Indeed, an excellent post. Sadly some years ago I heard Thomas Friedman fall into the same trap in his documentary "The roots of 9/11". A Muslim Egyptian student asks him why in America we associate "Muslim" with terrorism" and he said -to my shock- because this was true to an extent. He added we were hit by a group of Muslims not a group of Norwegians. And if we had been hit by Norwegians, the word "Oslo" would have a different meaning in the American lexicon today (which I somehow doubt. If we were hit by Norwegians, the killers would be only paranoid mass murderers. Period. Not North-European Christians.)
If a man of his intellect falls into the trap -hopefully momentarily- of equating the religion of a killer with the killer, why do we expect something different from the average citizen?
I have always believed we are far more likely to stigmatize a whole group of people who are weaker than us just to verify a distorted sense of social hierarchy...

Anonymous said...

The fact that 65 percent of Americans do not want the mosque built there is proof that we're all Americans who are concerned, not just those who lost loved ones in the attack. As someone pointed out on a TV talk show, we would not want a liquor store, albeit legitimatly built, next to the Betty Ford rehab center to remind patients nor a strip joint next to a middle school. In fact, the whole area should be a memorial park as was suggested soon after the tragedy.

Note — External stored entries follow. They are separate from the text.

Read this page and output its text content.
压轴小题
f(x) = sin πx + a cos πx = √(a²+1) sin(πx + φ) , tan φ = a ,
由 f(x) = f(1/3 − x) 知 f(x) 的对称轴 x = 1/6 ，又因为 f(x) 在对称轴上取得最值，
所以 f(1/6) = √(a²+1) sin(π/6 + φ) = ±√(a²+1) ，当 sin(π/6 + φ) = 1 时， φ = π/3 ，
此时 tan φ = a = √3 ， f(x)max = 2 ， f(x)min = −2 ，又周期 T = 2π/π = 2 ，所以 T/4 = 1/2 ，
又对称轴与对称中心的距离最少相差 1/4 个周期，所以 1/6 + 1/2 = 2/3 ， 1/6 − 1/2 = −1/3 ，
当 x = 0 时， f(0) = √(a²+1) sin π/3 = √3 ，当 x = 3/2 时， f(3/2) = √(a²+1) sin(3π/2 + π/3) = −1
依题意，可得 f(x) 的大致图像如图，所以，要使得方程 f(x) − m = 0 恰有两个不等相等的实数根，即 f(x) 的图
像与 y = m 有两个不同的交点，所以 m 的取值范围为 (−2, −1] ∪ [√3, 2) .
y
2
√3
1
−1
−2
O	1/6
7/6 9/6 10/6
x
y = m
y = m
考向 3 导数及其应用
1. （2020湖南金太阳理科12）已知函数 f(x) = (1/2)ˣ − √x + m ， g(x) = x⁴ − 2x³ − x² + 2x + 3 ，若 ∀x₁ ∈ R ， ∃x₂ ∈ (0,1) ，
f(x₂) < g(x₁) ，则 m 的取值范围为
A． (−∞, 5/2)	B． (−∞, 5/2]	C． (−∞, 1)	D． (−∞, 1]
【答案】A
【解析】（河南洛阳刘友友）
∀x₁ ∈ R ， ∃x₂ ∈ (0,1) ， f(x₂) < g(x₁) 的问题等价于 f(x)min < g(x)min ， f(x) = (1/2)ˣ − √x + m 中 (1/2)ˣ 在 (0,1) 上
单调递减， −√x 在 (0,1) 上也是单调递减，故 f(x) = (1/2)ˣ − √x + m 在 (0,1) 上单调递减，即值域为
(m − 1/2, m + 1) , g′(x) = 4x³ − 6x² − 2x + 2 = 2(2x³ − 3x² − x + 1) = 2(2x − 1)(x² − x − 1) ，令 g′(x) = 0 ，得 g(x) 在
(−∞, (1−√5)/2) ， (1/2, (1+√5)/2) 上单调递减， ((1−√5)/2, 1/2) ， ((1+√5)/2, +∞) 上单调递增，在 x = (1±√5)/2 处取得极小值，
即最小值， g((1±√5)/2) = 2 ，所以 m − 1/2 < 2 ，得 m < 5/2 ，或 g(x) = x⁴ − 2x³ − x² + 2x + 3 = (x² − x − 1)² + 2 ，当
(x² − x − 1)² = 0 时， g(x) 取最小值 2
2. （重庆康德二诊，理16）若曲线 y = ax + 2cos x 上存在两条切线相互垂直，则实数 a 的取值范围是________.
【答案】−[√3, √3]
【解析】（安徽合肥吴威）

For once, it would be nice if the majority had a say in the affairs of our country.

Athena Smith said...

I fail to see the analogy. You mean that if someone sees the proposed Islamic Center he might relapse into what exactly?

The majority has got it dead wrong. They are confusing Islam with radical islamism. And when I hear that we should not build the Islamic Center because we are at war with radical Islam, then someone please tell them that the proposed center will not serve radical Islam. Girls will be playing basketball in shorts over there for crying out loud.... Any idea what radical Islam would do to these girls in some Third World countries? Therefore, if you want to fight the radicals and fundamentalists, and I am with you on that one, help moderate Islam establish itself.For moderate Islam is at war with radical Islamism too. The moderates are on our side.

What the majority "wants" or in this case "understands" can never be the the guide to action. The constitution and the legal system should be. That can not be negotiated.

Realist said...

If there were a legitimate non-religious reason to deny the creation of this Muslim cultural center I would be all over it. But as it is clear that this is only fundamentalist Christian religious bigotry at work. Even Sarah Palin grudgingly allows they should have the right to build this center.

Who then is behind the opposition - and why? Enquiring minds want to know, yet where is the National Enquirer? Or any other major media outlet? Methinks something rotten in the Borough of Manhattan and it isn't just the street trash! Someone needs to expose this before it becomes unstoppable and leads to something we really don't want!